Says Who? - Richard Young, dir. of education for Food Service Technology Center

Richard Young is a Senior Engineer and the Director of Education for the Food Service Technology Center, based in San Ramon, California.

sayswho_background Richard Young

FE&S: What keeps you working in the foodservice industry?

Richard Young: I paid my way through engineering school with various restaurant gigs and I fell in love with the camaraderie and spirit of the folks in foodservice. It’s a very hard way to make a living but there is something invigorating about embracing the “dinner rush” and making it through to the other side. I worked front-of-house and back-of-house and I learned a lot about people. Some of the best folks I’ve ever known were restaurant people and being able to serve the foodservice industry with my engineering talents is a great honor and a real joy!

FE&S: Would you encourage your children to work in this business?

Richard Young: Being an “engineering type” I’m probably going to encourage my kids towards the sciences but I’d be thrilled if they followed in my footsteps and applied their knowledge to creating more sustainable foodservice. Their generation faces so many challenges and one of the biggest is going to be ensuring a safe, healthy, and adequate food supply for the people of planet earth and clean, renewable, energy sources to cook that food.

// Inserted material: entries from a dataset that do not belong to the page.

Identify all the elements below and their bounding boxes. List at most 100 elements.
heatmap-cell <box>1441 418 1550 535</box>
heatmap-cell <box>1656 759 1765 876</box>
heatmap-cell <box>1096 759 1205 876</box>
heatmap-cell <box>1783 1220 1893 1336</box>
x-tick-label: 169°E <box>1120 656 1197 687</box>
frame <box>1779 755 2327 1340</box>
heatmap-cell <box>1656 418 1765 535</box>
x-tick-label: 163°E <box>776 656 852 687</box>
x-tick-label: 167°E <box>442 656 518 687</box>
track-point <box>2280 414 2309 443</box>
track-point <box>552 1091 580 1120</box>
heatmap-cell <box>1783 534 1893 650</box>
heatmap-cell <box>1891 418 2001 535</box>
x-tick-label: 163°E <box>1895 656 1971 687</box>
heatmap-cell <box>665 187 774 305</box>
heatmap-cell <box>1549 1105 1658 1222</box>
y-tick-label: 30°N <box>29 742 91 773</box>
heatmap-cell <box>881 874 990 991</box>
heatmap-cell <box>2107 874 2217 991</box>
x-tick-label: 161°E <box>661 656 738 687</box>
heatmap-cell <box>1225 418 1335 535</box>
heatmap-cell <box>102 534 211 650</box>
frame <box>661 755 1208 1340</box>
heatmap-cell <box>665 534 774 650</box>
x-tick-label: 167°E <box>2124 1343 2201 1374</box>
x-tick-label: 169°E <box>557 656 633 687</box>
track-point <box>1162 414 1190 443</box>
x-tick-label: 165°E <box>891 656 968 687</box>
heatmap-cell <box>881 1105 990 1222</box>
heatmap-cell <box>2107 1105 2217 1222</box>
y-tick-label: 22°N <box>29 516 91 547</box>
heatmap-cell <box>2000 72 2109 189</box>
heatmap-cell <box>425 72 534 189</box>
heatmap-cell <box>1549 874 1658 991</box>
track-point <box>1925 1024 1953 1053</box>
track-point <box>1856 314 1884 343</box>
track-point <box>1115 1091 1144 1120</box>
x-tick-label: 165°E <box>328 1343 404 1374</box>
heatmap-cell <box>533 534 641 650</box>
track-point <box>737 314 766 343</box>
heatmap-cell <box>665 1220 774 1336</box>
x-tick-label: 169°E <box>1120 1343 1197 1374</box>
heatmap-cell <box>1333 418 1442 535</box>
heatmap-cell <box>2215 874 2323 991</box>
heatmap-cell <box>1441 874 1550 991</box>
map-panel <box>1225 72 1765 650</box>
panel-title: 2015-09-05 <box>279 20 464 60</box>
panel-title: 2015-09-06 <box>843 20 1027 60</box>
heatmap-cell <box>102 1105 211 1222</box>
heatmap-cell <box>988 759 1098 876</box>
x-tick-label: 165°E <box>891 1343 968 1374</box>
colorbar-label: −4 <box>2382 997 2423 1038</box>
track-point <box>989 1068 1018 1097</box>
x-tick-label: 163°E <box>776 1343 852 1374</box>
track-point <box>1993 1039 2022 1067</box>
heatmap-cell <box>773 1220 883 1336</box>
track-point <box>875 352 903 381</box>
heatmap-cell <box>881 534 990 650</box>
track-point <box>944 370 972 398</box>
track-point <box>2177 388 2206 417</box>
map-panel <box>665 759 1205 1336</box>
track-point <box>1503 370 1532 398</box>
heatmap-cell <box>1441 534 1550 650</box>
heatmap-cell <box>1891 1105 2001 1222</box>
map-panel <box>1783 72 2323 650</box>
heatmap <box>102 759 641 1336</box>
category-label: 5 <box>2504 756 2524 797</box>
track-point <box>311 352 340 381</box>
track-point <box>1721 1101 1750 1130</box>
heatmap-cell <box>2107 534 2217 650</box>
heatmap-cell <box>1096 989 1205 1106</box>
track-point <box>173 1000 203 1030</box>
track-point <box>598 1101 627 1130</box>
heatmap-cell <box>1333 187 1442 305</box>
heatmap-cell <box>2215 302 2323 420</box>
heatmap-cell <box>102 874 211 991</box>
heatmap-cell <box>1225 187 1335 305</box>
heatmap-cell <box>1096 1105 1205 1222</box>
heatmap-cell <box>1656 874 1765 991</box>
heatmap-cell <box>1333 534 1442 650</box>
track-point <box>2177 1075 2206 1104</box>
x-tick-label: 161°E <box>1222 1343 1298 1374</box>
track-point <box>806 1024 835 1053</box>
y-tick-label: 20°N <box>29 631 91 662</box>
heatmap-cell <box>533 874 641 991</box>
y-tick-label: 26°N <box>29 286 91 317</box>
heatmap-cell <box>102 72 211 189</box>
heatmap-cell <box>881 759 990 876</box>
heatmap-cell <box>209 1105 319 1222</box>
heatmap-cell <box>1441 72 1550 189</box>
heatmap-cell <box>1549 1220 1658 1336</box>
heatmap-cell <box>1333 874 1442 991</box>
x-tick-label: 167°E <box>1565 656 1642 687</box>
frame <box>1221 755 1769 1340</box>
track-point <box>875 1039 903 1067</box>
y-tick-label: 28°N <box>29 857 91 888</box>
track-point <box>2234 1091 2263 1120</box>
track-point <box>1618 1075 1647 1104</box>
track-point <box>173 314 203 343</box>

FE&S: Who was the person that influenced your career most?

Richard Young: My bosses and mentors, Don Fisher and Judy Nickel, have had the most influence on my career. They saw a need for energy efficiency in foodservice and they stuck to their goals regardless of the challenges. In the early days, nobody wanted to talk to us about efficient equipment and now, 25 years later, we as a team have made saving energy and water a real part of this huge industry that we call foodservice. It takes a long vision and lots of dedication to change an entire industry!

FE&S: Who in the foodservice industry do you admire most?

Richard Young: I admire and respect everyone in foodservice. I meet people at all levels, from the baristas to the chefs to the food service directors and I understand how hard it is to survive in this industry. When I go in to any food establishment, I try to be the nicest customer they’ve ever had!

FE&S: What aspect of your career gives you the greatest sense of accomplishment?

Richard Young: Every day I get up and I’m excited to go to work because I know that our project is helping people to both stay in business and to be more sustainable. We’ve been privileged to help design green buildings and green building codes, to create energy guides and efficiency rebate programs, and to simply help small businesses save a buck. I used to serve BBQ at a little restaurant in Memphis and now I’m serving an entire industry.

FE&S: If you were not working in foodservice, what would you be doing?

Richard Young: Well, I gave the music business a try for a few years but that’s even harder than foodservice, so I’m grateful to be where I am!

FE&S: What type of charitable activities are you involved in?

Richard Young: We have four kids in all four levels of public schools - from elementary to college - and we are very involved with our local school community. I’m a big believer in public education and I find that the other parents who are involved with public education have the same fighting spirit that foodservice people have. There is a sense of camaraderie and a will to work together and stand up for what you believe in.

FE&S: What’s the best advice anyone ever gave you?

Richard Young: To find the “flow” and go with it. Sometimes the flow is dinner rush and sometimes the flow is folding napkins. Figure out which one it is and just accept it.